A chartered physiotherapist, Marie Murphy, joined her local Macra club in Freemount in 2010 and was a club officer when it won the 2014 Club of the Year award. In the past five years, the club raised over €20,000 for various local and national charities.
This year’s finalists were judged by a panel comprised of Peter Byrne, chief executive, Farm Relief Services (FRS) Network; Mary Cunningham, director, National Youth Council of Ireland (NYCI); and Neil Keane, president, Agricultural Science Association (ASA).
Teddy Cashman, National Dairy Council chairman, who farms at Whitescross, near Cork City, was guest speaker at the awards final held at the Irish Farm Centre in Dublin.
Macra president Seán Finan, said the competition recognises the hard work and commitment of young leaders who play a major role in the organisation and who often go on to hold positions in other national organisations.
One area where Macra would like to see a greater presence of its members is on the boards of the country’s agricultural co-operatives.
Mr Finan said recently that young dairy farmers are the most engaged in their co-ops.
They supply their product which is processed and sold by the societies, which also sets the price. As a result, it’s easier to empower young dairy farmers to get involved in the co-op structures.
Young farmers are not as involved with co-operative livestock marts which they see as providing a service.
Some perceive mart boards as closed shops. Stressing that education and awareness are key to getting more young farmers involved in co-ops, Mr Finan said.
Macra continues to develop leaders and young farmers through participation in programme areas and activities.
He said Macra continues to provide leaders to co-ops who go on to take on leadership roles.
It has run successful young farmer dairy and mart director courses for four years in conjunction with the Irish Co-operative Organisation Society (ICOS), the co-ops national umbrella body.
Co-operatives should establish board committees for young farmers with the main purpose of educating them in co-op structures, corporate governance and leadership.
“The committee boards could interface with co-op boards to learn about their industry and also feed information up the line to senior board members.
“This would give young farmers a grounding in the operation of boards and co-operatives structures. This is a pro-active approach to nurturing young leaders,” he said.

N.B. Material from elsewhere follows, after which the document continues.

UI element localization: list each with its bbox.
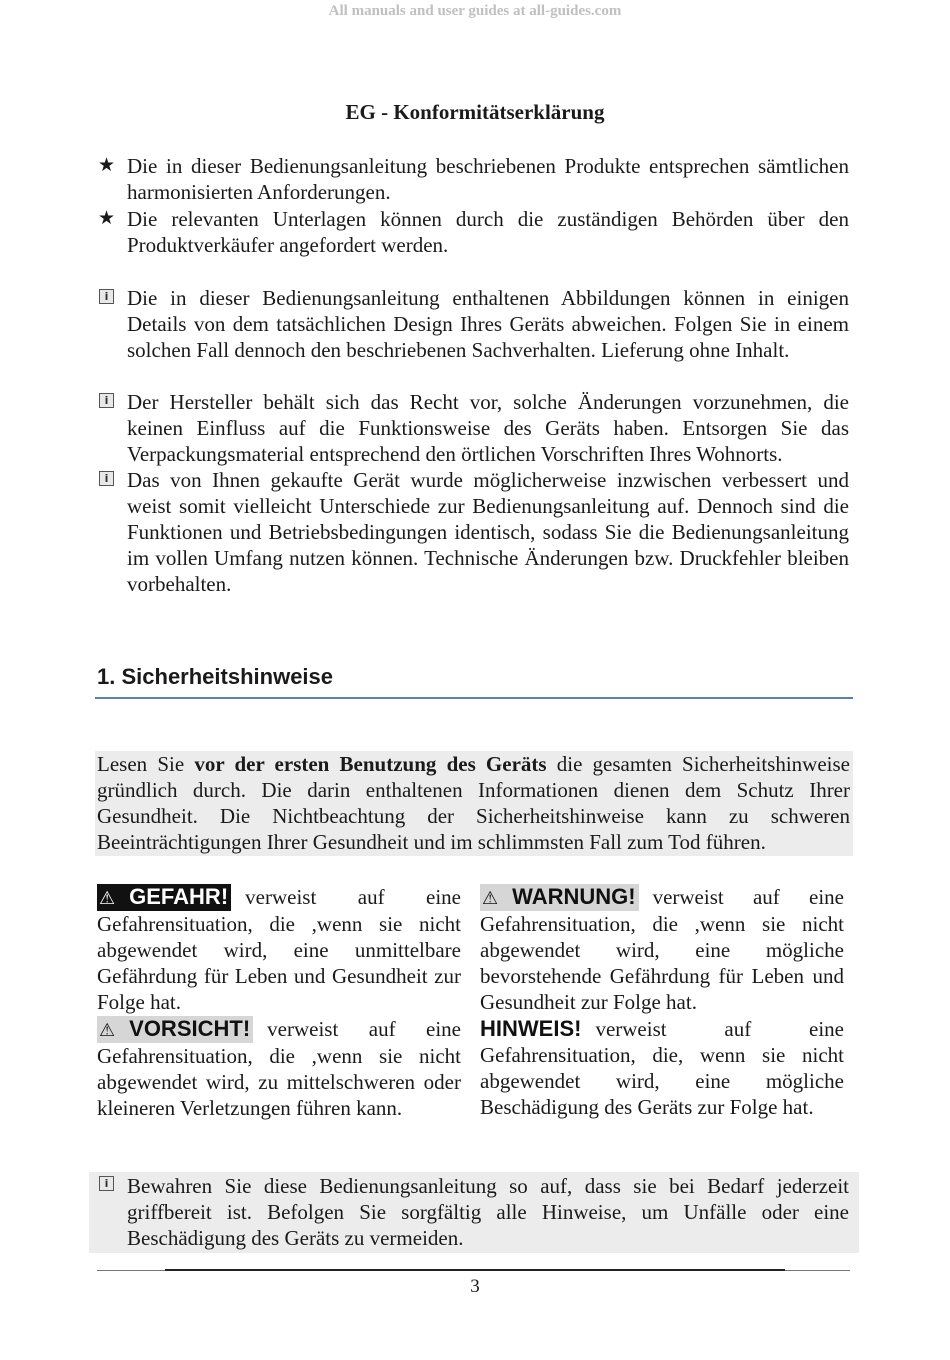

Mr Finan said for a co-op to be successful there is a need for constant evolution of structures within the organisation. Constitutional rules that are more reflective of bygone times need to be adapted to a more modern society that reflects better communication and connectivity.
“If co-ops were to engage young farmer shareholders it could be a proactive approach to nurturing future leaders in co-operatives,” stated Mr Finan.